L’Accordo di Abramo porta nuovi equilibri in Medio Oriente. E la Palestina?
È stato siglato ieri alla Casa Bianca l’“Accordo di Abramo” (patriarca dell'ebraismo, del cristianesimo e dell'islam) tra Israele, Emirati arabi e Bahrein. Stretto sotto l’ala di un esultante Donald Trump, il patto normalizza i rapporti diplomatici tra i tre Stati, che non sono in guerra e, anzi, si sono molto avvicinati, negli ultimi anni, a livello economico, militare e di intelligence, per fare fronte all’Iran, nemico comune. Benjamin Netanyahu saluta «l’alba della pace, per dare speranza ai figli di Abramo. Questa pace porterà alla fine del conflitto arabo israeliano una volta per sempre». Il presidente Usa parla di «un giorno storico per la pace» e sottolinea la nascita di «un nuovo Medio Oriente» con l’accordo che presto otterrà l’adesione di altri Stati della regione, pronti a seppellire l’ascia di guerra in vista di un futuro di pace e prosperità.

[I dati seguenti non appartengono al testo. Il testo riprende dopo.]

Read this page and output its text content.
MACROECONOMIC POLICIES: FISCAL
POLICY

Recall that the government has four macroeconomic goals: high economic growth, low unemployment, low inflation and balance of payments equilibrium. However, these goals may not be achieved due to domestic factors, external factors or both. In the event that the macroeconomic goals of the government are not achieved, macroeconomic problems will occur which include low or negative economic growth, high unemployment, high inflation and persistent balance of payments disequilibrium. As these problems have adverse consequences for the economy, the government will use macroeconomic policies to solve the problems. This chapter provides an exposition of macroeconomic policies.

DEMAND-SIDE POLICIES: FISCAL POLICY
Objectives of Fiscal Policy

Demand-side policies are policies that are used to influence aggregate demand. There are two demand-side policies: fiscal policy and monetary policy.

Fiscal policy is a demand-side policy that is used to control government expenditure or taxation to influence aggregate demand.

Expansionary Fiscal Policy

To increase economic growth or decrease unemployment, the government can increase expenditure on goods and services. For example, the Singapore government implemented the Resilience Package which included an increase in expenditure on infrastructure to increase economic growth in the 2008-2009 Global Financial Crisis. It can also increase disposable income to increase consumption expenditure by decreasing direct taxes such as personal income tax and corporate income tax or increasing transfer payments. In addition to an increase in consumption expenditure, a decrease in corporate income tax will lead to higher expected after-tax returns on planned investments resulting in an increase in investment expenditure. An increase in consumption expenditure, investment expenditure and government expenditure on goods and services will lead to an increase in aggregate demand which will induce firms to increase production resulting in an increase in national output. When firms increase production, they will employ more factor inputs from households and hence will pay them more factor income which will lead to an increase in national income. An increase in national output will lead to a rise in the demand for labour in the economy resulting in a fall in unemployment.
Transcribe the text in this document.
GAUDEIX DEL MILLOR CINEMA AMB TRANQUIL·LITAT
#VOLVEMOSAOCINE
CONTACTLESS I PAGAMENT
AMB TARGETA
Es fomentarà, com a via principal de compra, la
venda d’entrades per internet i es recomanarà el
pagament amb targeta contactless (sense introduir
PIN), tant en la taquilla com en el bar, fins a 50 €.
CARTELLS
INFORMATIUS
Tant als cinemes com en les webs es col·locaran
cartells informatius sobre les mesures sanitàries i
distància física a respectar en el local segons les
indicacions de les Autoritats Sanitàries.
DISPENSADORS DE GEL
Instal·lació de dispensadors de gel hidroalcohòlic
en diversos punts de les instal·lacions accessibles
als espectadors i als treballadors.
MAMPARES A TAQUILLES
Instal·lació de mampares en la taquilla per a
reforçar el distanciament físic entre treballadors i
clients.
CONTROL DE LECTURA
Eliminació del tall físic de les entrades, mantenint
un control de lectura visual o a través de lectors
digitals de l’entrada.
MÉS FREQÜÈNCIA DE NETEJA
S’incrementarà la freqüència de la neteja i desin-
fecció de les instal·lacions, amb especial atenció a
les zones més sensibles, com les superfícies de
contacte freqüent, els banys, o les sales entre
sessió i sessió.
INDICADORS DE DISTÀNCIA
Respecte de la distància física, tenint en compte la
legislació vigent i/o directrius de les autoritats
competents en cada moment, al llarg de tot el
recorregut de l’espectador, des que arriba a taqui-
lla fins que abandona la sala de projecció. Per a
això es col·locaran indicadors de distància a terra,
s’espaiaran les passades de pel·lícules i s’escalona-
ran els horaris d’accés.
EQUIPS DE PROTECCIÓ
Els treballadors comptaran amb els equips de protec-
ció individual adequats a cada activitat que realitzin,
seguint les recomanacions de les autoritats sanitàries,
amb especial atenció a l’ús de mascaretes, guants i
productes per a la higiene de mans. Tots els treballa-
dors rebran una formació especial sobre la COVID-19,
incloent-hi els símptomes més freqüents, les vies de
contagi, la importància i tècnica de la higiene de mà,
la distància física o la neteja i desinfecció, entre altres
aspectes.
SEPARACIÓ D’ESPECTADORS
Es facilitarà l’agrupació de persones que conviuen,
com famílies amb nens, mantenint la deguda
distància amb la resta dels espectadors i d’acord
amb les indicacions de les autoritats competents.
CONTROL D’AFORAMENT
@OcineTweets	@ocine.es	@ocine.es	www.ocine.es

«È vero», riflette il giornalista del manifesto Michele Giorgio all’indomani dell’Accordo, «sta nascendo un nuovo ordine regionale»; «più concretamente sta sorgendo un sistema regionale in cui le monarchie arabe sunnite riconoscono la superiorità economica, militare e strategica di Israele che ne diventa di fatto il difensore davanti al nemico comune, l’Iran. Israele sgraverà, in parte, Washington della responsabilità avuta per decenni di proteggere i ricchi alleati nel Golfo».
A bocca (ancora) asciutta quanti si occupano dei diritti dei palestinesi, che con questo accordo sono stati ignorati e marginalizzati ancora una volta. Se è vero che l’accordo con gli Emirati segna una battuta d’arresto al sogno di Netanyahu e Trump di annettere i territori palestinesi occupati della Cisgiordania, è vero anche che i Paesi arabi stanno progressivamente rinunciando al ripristino dei confini del 1967 per non rischiare di minare i nuovi equilibri geopolitici regionali. In ogni caso, si legge ancora su Nena News, «nella pax americana i palestinesi non contano nulla, sono un tassello che non appartiene al mosaico. Perché hanno il torto di reclamare ancora i loro diritti sanciti da una infinità di risoluzioni internazionali».
Nel mare magnum del business e della diplomazia mediorientale, la questione palestinese insomma sembra scomparire. Ma a ricordare al consesso internazionale che il popolo palestinese che non ha minimamente intenzione di arretrare sono stati i razzi lanciati da Gaza subito dopo l’accordo di Washington, seguiti in tutta risposta da un bombardamento aereo israeliano, le centinaia di persone scese in piazza in diverse città palestinesi e le numerose iniziative dei palestinesi all’estero e online per opporsi alla normalizzazione dei rapporti tra i tre Stati. «È un giorno buio», ha detto il premier palestinese Mohammed Shtayyeh. «Non ci sarà pace, sicurezza o stabilità nella regione senza la fine dell'occupazione e il raggiungimento per il popolo palestinese dei suoi pieni diritti come stabilito dalle legittime risoluzioni internazionali», ha ribadito il presidente palestinese Abu Mazen dopo la sigla dell’Accordo, che «non permetterà di raggiungere la pace finché gli Usa e l'occupazione israeliana non riconosceranno il diritto del popolo palestinese ad uno stato indipendente».